Cette problématique qui avait trouvé place au sein de mon dernier ouvrage Automobiles 3.0 s'est aussi focalisée sur une troisième raison : la sécurisation à outrance des circuits. Ou plus concrètement et explicitement : leur aseptisation planifiée en amont ou leur scarification en aval.

Car une majorité de circuits majeurs contemporains partage un facteur commun : des tracés proches d'un intérêt zéro pour le spectateur, où le développement n'est qu'une succession de lignes droites parachevées par des épingles.

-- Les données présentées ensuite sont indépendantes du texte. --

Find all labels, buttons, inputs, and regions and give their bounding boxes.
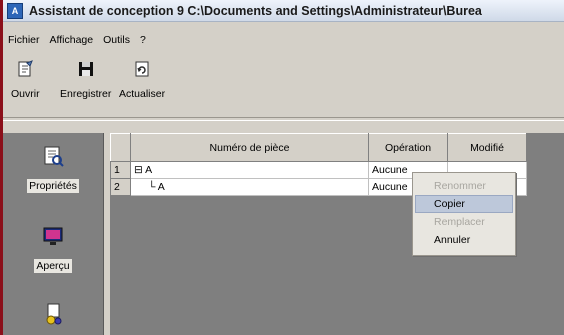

Cette formule, en rien magique, est l'antidote parfait contre la sportivité : les dépassements sont rares, et l'adresse des pilotes reléguées à un ballet entre accélérations brutales et freinages de même nature.

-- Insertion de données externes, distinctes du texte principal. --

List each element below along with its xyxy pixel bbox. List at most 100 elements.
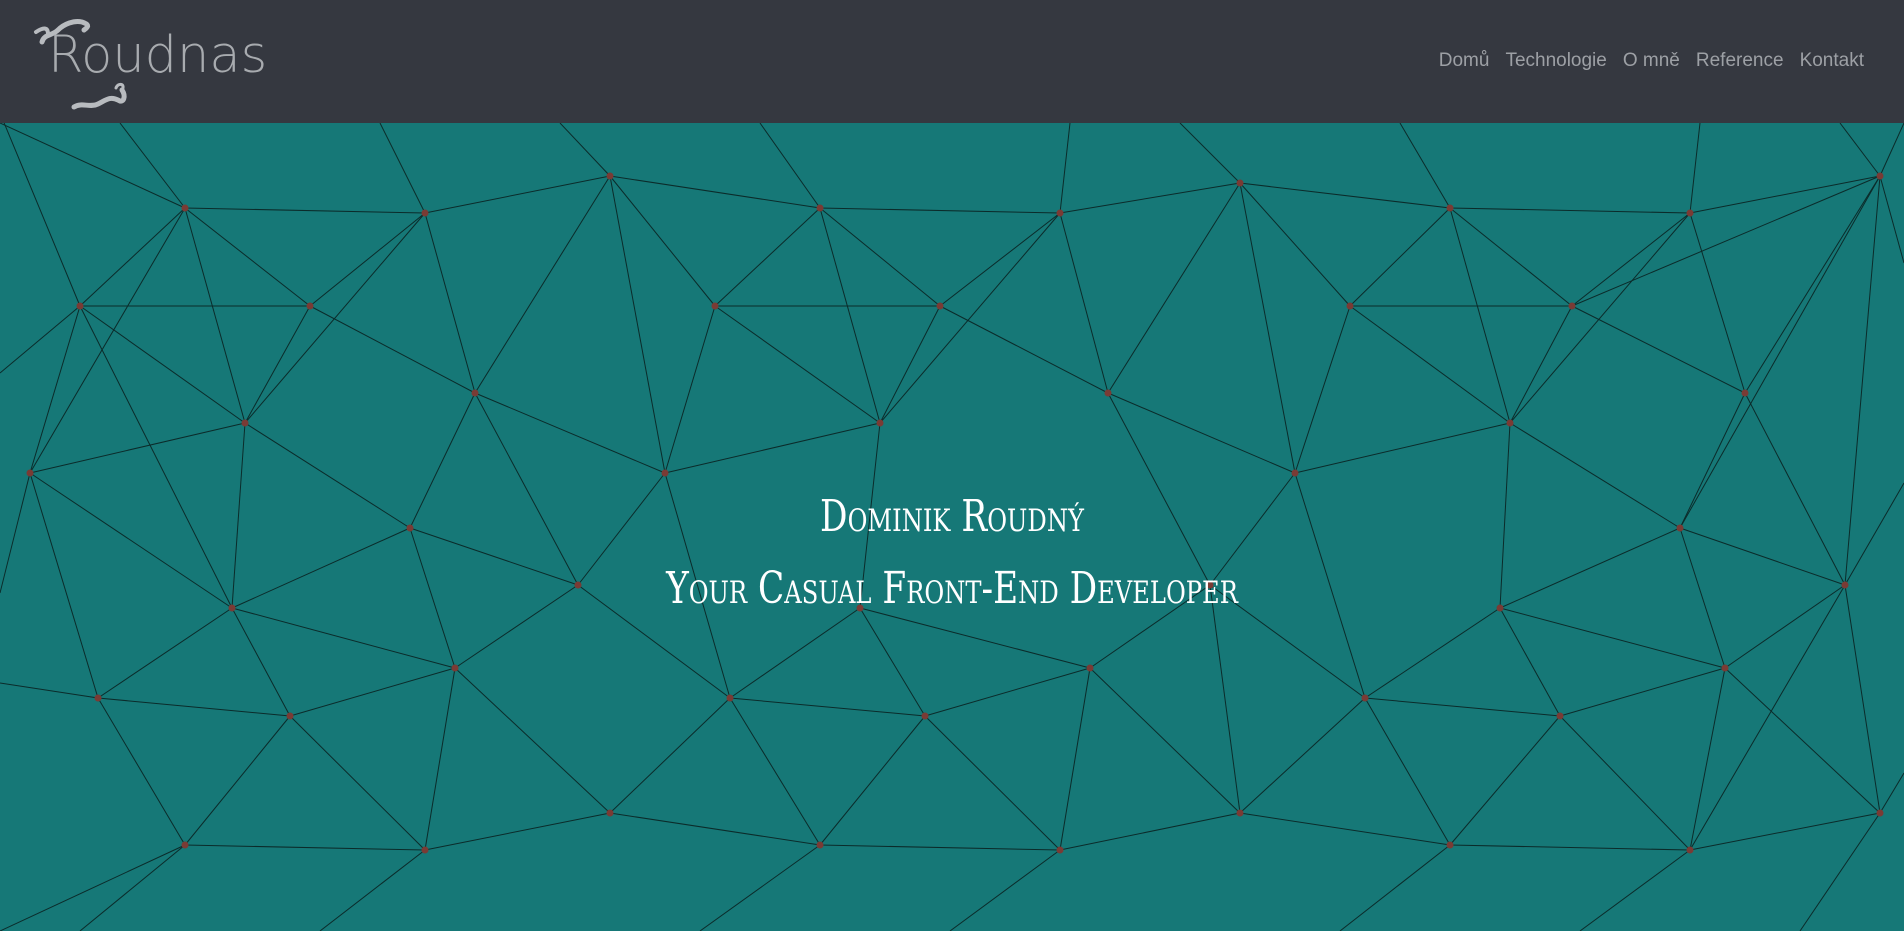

Quiconque a déjà parcouru, y compris en simulation, les circuits de Laguna Seca (États-Unis), Spa-Francorchamps (Belgique), Nordschleife (Allemagne), Brands Hatch (Angleterre), Mugello (Italie) ou encore Bathurst (Australie) comprendra sans peine pourquoi ces derniers sont populaires : ils ont une âme, une histoire et une attache physique au lieu. Que dire en revanche des très ennuyeux tracés que sont Circuit of the Americas (États-Unis), Moscow Raceway (Russie), Hungaroring (Hongrie), Korea International Circuit (Corée du Sud) ou encore Catalunya (Espagne) ? Mention spéciale pour le « charcutage » d'Hockenheim en 2002 : là où autrefois le spectateur attendait avec délectation la sortie de la profonde forêt des pilotes, désormais il a désormais affaire à des tourniquets de véhicules qui tentent tant bien que mal de se dépasser. Certes il ne perd plus de vue le ballet des monstres mécaniques, mais cette plongée dans la sombre antre sylvestre avait pour effet de stimuler les imaginations... La même maladie frappa Silverstone (Angleterre) : là où le circuit d'origine possédait de longues lignes droites reliées par des courbes rapides, le bistouri des architectes de l'asphalte l'a rendu vilain à souhait en le torturant à l'extrême et lui faisant perdre son harmonie d'origine.

Il serait commode d'accuser Hermann Tilke [1] comme l'instigateur de ces tracés dévitalisés, seulement si celui-ci est en effet le concepteur de nombreux d'entre eux, il n'en est que le maître d'oeuvre et non d'ouvrage (qui plus est, toutes ses réalisations ne sont pas contestables sur le plan du spectacle, tel le tout nouveau circuit urbain de Bakou en Azerbaïdjan). Préalablement à toute édification, il existe un cahier des charges élaboré en amont et c'est celui-ci qui conditionne énormément le futur circuit. Or, la croyance actuelle qui est de sécuriser à outrance, d'aplanir la topographie, courber jusqu'à l'aigu les lignes, aboutit au désastre auquel on assiste : l'on élague jusqu'à refuser l'existence de l'environnement.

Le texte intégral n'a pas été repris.